Es ist immer wieder faszinierend, den Gläubigen zuzusehen, während sie ihre Rituale vollziehen, wie sie Blumen, Kerzen, Räucherstäbchen und Wasser opfern.

Scharen von Frauen fegen jeden Tag den Marmorboden für ein besseres Karma im nächsten Leben. Auch Männer und Kinder beteiligen sich öfter daran.

Kinder üben das Fegen des Marmorbodens

Die Shwedagon Pagode ist für mich das beeindruckendste Heiligtum, das ich je gesehen habe. Mehr als ein Dutzend Male habe ich sie besucht und bin immer wieder aufs neue fasziniert und entdecke ständig Neues. Der erhabene, aber doch zierlich wirkende Stupa, die vielen kleinen Tempel, Pagoden, Nischen mit Buddha-Figuren, die kunstvollen Holzschnitzereien sowie die tiefgläubigen Menschen, die entweder in Andacht versunken sind oder auf der großen Terrasse mit dem sonnenwarmen Marmorboden in Ruhe wandeln, lassen wohl keinen Besucher unberührt.

Besonders abends kann man sich der Magie des weitläufigen Heiligtums kaum entziehen. Es sind unvergessliche Eindrücke, wenn man sieht, wie „das Meer aus Gold“ in den letzten Sonnenstrahlen leuchtet und das Licht dann allmählich immer mehr weicht.

Gläubige vor der Shwedagon-Pagode abends

Durch die Einwirkungen von Wind und Wetter müssen an der großen Stupa regelmäßig Renovierungsarbeiten durchgeführt werden. Wir haben alle drei Phasen der Arbeiten erlebt.

Stupa ohne die  Goldplatten, mit denen er normalerweise umkleidet ist

Der Stupa vorläufig mit einer Art Pappe versehen

Der fertige Stupa wieder mit Goldplatten bekleidet

Auch für die birmanische Freiheitsbewegung ist die Shwedagon Pagode eine wichtiger Ort. Den ersten anti-britischen Streik planten Studenten 1920 auf der Plattform der Shwedagon Pagode. Aung San Suu Kyi, die Tochter des einstigen Freiheitskämpfers Bogyoke Aung San, hielt hier 1988 ihre erste Rede.

Südaufgang zur Shwedagon Pagode abends

Für die zutiefst religiösen, freundlichen Menschen hat die Shwedagon Pagode eine enorme Bedeutung, die man sich in anderen Ländern kaum vorstellen kann. Sie ist das „goldene Herz von Myanmar“, wenn die Burmesen „ihre“ Shwedagon Pagode nur noch eingeschränkt besuchen können oder nur von weitem sehen dürfen, könnte dies das „Herz aus dem Takt bringen“. Es ist für uns sehr traurig zu erleben, dass die Liberalisierung und Befreiung von der fast fünfzig Jahre dauernden Herrschaft des Militärs gerade einmal zehn Jahre her ist und dass jetzt bereits wieder die Gefahr einer erneuten Militärdiktatur droht. Ein junger Mann sagte, dass er sich vorkommt „wie ein Vogel, der gerade das Fliegen gelernt hat und dem man jetzt die Flügel stutzt“.

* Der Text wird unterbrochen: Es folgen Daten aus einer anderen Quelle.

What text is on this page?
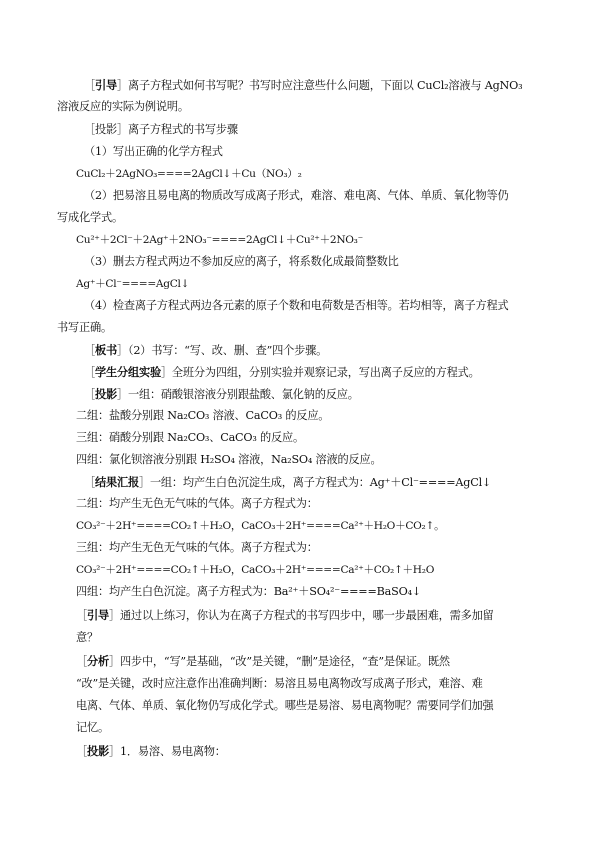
［引导］离子方程式如何书写呢？书写时应注意些什么问题，下面以 CuCl₂溶液与 AgNO₃
溶液反应的实际为例说明。
［投影］离子方程式的书写步骤
（1）写出正确的化学方程式
CuCl₂＋2AgNO₃====2AgCl↓＋Cu（NO₃）₂
（2）把易溶且易电离的物质改写成离子形式，难溶、难电离、气体、单质、氧化物等仍
写成化学式。
Cu²⁺＋2Cl⁻＋2Ag⁺＋2NO₃⁻====2AgCl↓＋Cu²⁺＋2NO₃⁻
（3）删去方程式两边不参加反应的离子，将系数化成最简整数比
Ag⁺＋Cl⁻====AgCl↓
（4）检查离子方程式两边各元素的原子个数和电荷数是否相等。若均相等，离子方程式
书写正确。
［板书］（2）书写：“写、改、删、查”四个步骤。
［学生分组实验］全班分为四组，分别实验并观察记录，写出离子反应的方程式。
［投影］一组：硝酸银溶液分别跟盐酸、氯化钠的反应。
二组：盐酸分别跟 Na₂CO₃ 溶液、CaCO₃ 的反应。
三组：硝酸分别跟 Na₂CO₃、CaCO₃ 的反应。
四组：氯化钡溶液分别跟 H₂SO₄ 溶液，Na₂SO₄ 溶液的反应。
［结果汇报］一组：均产生白色沉淀生成，离子方程式为：Ag⁺＋Cl⁻====AgCl↓
二组：均产生无色无气味的气体。离子方程式为：
CO₃²⁻＋2H⁺====CO₂↑＋H₂O，CaCO₃＋2H⁺====Ca²⁺＋H₂O＋CO₂↑。
三组：均产生无色无气味的气体。离子方程式为：
CO₃²⁻＋2H⁺====CO₂↑＋H₂O，CaCO₃＋2H⁺====Ca²⁺＋CO₂↑＋H₂O
四组：均产生白色沉淀。离子方程式为：Ba²⁺＋SO₄²⁻====BaSO₄↓
［引导］通过以上练习，你认为在离子方程式的书写四步中，哪一步最困难，需多加留
意？
［分析］四步中，“写”是基础，“改”是关键，“删”是途径，“查”是保证。既然
“改”是关键，改时应注意作出准确判断：易溶且易电离物改写成离子形式，难溶、难
电离、气体、单质、氧化物仍写成化学式。哪些是易溶、易电离物呢？需要同学们加强
记忆。
［投影］1．易溶、易电离物：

Die von weitem sichtbare Shwedagon-Pagode abends

Die Menschen in Myanmar sind mir wichtig geworden, seit ich sie zum ersten Mal 1998 auf dem Gelände der Shwedagon Pagode kennengelernt habe. Seit 2009 engagieren mein Mann und ich uns in der Myanmar-Kinderhilfe. Wir hatten damals den Gründer der Hilfsorgansation in Yangon kennengelernt und haben uns mehrfach vor Ort immer wieder von der Effektivität der Organisation, die 2017 in die Myanmar-Kinderhilfe-Stiftung überging, überzeugen können. Darüber habe ich in folgendem Beitrag berichtet:

https://seniorenumdiewelt.wordpress.com/2019/04/12/waisenhaeuser-in-myanmar/

Rudyard Kipling schrieb 1898: „…dies ist Burma – und es wird wie kein anderes Land sein, das du kennst“. Ich bin derselben Meinung, auch ich kenne kein anderes Land, das so ist wie Burma. Bei „Travelslam“ möchte ich am 1. Juli 2021 in Köln einen kleinen Eindruck von dem einzigartigen Land vermitteln, da es zunehmend schwieriger wird, sich selbst ein Bild vor Ort zu machen.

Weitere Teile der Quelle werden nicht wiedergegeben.